Behind the desk was a set of French doors that led to a balcony. He opened the door and saw the outline of the picturesque hills in the darkness and smelled the olive trees perfuming the fresh air. This Producer, whoever he may be, was abusing Ben in the most classic sense. There was trauma, and then there was a gift, and then more trauma, and then another gift. The pattern was unmistakable.
There was no sign of the path beyond the hotel. Whether it had abandoned him, or whether he had to figure out some mindfuck puzzle to conjure its return, he was
too tired and frazzled to care.
Just then, a crow flew by and dropped a scroll of red construction paper onto the balcony. He bent over and unrolled it. There were two small handprints on the paper, made with white finger paint, and a poem cut out and pasted beneath it:
Sometimes you get discouraged
Because I am so small
And always leave fingerprints
On furniture and walls
But every day I’m growing up
And soon I’ll be so tall
That all those little handprints
Will be hard to recall
So here’s a special handprint
Just so you can say
This is how my fingers looked
When I placed them here today.
At the bottom, there was the name “RUDY,” written by a kindergarten teacher in black Sharpie.
“God damn you,” Ben whispered softly. “Thank you, but God damn you.”
He placed the paper on one of the king beds, and put Flora’s stuffed fox next to it.

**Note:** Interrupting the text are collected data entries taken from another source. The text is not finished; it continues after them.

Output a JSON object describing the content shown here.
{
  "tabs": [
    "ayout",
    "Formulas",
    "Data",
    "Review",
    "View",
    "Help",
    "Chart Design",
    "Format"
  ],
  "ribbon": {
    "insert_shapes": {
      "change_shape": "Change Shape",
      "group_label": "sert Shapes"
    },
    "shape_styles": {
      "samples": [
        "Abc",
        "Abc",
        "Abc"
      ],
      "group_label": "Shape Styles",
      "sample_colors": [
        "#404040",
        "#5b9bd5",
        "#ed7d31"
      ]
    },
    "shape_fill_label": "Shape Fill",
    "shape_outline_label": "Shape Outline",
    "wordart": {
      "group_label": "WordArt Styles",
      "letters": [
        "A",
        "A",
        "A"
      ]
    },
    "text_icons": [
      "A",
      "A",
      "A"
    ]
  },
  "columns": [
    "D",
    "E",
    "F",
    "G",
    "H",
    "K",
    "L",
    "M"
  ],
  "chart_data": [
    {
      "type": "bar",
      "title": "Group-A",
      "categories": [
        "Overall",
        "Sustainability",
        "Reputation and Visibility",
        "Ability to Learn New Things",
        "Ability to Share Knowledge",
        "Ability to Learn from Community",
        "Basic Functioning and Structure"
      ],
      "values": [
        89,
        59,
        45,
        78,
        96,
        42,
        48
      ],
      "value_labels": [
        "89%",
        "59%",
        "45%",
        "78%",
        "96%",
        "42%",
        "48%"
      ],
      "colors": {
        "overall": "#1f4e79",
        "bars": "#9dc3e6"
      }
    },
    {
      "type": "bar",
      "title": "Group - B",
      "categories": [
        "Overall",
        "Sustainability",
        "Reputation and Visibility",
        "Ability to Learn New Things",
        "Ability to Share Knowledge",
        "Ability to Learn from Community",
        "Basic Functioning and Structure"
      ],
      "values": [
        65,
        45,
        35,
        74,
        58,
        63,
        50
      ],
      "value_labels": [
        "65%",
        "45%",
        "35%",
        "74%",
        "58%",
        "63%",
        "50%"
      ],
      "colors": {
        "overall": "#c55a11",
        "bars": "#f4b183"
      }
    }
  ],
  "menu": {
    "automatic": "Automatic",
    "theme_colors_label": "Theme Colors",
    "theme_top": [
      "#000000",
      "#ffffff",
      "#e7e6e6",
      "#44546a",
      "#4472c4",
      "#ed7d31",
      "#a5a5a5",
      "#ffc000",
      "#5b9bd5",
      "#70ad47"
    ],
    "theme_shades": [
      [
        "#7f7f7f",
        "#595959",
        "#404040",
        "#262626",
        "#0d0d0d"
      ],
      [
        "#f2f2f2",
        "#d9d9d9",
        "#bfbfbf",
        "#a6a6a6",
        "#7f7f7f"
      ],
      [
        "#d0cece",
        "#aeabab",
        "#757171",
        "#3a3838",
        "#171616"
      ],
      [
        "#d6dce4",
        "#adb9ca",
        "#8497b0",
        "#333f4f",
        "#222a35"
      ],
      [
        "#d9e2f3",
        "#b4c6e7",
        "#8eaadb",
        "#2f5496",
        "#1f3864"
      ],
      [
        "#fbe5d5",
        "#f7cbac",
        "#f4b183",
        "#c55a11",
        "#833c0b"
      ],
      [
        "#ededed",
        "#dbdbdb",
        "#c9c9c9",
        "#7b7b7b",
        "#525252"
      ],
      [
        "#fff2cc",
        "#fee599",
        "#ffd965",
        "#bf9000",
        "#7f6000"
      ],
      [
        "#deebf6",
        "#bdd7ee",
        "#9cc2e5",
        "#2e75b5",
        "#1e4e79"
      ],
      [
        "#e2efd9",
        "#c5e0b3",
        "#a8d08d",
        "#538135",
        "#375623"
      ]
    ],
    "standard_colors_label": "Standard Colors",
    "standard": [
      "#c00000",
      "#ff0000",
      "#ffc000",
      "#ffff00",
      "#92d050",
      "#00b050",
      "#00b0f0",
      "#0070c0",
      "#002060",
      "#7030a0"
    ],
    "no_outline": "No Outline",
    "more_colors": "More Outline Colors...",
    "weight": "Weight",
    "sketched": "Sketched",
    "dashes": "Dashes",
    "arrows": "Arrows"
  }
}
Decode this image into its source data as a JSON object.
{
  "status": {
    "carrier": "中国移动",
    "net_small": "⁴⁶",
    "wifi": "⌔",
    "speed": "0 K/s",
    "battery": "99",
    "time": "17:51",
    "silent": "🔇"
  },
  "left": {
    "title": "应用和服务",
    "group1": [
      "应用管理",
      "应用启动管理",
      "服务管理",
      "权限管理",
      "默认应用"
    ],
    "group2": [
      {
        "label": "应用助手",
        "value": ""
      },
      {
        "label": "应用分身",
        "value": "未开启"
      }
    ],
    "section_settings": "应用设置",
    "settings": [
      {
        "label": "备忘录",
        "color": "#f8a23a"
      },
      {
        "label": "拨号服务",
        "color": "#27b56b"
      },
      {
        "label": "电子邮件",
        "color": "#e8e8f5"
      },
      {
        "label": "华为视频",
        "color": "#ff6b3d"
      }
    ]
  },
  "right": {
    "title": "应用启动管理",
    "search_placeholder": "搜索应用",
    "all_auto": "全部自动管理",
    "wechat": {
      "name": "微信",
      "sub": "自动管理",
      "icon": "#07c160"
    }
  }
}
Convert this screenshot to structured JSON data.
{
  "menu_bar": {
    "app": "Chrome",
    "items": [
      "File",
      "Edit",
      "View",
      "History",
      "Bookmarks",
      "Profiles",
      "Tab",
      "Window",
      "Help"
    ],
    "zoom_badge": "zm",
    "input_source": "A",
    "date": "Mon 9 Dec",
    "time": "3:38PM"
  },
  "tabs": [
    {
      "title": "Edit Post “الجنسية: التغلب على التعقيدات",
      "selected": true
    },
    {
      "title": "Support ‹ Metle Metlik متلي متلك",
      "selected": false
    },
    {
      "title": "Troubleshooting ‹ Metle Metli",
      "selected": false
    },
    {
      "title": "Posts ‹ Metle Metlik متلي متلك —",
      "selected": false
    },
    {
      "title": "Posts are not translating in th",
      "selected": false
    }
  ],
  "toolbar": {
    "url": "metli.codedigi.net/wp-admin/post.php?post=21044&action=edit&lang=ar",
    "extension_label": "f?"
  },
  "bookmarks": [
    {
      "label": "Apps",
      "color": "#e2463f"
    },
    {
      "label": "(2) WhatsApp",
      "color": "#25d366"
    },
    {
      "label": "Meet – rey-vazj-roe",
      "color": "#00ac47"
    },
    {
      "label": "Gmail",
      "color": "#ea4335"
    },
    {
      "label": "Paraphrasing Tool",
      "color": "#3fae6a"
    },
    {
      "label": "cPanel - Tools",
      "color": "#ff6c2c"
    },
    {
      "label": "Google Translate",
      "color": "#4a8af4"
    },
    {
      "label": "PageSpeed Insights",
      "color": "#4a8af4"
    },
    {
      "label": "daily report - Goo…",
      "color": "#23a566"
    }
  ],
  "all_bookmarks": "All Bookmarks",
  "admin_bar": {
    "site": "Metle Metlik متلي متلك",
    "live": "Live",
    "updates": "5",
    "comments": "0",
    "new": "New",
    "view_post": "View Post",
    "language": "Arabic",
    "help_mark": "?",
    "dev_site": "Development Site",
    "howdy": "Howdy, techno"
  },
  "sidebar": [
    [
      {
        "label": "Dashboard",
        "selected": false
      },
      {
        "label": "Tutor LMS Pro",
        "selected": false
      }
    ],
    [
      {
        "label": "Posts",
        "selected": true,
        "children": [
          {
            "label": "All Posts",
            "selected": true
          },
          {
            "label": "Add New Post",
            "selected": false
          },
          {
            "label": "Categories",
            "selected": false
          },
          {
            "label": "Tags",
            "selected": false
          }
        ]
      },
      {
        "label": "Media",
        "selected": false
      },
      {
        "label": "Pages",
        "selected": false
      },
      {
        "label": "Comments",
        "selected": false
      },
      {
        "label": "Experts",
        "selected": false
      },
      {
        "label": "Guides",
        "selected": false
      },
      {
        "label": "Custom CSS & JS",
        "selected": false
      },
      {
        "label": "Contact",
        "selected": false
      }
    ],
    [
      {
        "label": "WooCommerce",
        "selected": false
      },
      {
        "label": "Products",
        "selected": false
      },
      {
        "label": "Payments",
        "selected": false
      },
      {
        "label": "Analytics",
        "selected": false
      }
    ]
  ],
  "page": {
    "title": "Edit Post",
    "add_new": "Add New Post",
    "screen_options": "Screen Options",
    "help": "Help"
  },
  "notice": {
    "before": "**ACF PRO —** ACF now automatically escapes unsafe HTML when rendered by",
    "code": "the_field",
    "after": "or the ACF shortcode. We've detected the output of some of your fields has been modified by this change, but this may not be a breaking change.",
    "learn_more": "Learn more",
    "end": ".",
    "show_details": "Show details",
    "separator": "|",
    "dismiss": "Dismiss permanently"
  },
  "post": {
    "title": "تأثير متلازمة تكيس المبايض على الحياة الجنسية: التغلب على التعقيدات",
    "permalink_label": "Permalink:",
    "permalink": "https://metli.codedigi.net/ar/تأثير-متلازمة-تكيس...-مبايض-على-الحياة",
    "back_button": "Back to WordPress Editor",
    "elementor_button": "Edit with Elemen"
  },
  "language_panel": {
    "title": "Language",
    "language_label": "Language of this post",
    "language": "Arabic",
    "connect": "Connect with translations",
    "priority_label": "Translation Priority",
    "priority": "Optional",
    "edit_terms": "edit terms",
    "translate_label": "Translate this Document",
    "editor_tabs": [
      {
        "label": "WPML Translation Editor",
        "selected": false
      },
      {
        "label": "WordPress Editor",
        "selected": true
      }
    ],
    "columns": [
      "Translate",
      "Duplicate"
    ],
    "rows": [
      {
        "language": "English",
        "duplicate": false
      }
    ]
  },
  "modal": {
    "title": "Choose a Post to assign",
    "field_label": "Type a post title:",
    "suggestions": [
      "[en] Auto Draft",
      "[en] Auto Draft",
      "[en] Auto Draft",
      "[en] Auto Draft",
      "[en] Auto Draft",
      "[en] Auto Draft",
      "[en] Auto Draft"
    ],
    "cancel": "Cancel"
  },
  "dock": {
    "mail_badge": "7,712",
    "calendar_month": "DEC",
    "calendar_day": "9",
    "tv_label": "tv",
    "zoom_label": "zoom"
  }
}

There were a great many kiddie board books that Ben could recite from memory. So, on this night, he recited them aloud to the fox and the handprint. He asked the fox, which acted as proxy for Flora, how her day had been. He told a joke to the handprints. He tucked the objects in for twenty minutes before finally kissing them goodnight and covering them with the sheet and blanket. After a quick shower and change into clean boxers and a white T-shirt, he fell into the opposite bed, staring at the door, waiting for something to start banging on it.
Nothing did. He fell into a deep sleep with the balcony doors open.
• • •
When he woke up, he was a tenth grader. In school. The principal’s office, to be exact. He was sitting in front of a stern woman.
Oh, that’s Principal Blackwell. That was her name. Hey, wait a second. . . .
The principal had called Ben into her office and worse, she phoned Ben’s mom at the hospital and made her come in as well. Apparently, Ben’s teacher had read through his journal and was horrified by its contents. Now Principal Blackwell laid the open journal out on her desk for Ben and his mom to see: Severed heads. Pools of blood. Angry missives and threats to kill other students. Hideous creatures covered in frothing mouths. You drew those. You probably don’t remember that, do you? Depression has a way of vaporizing big parts of your memory. Important parts.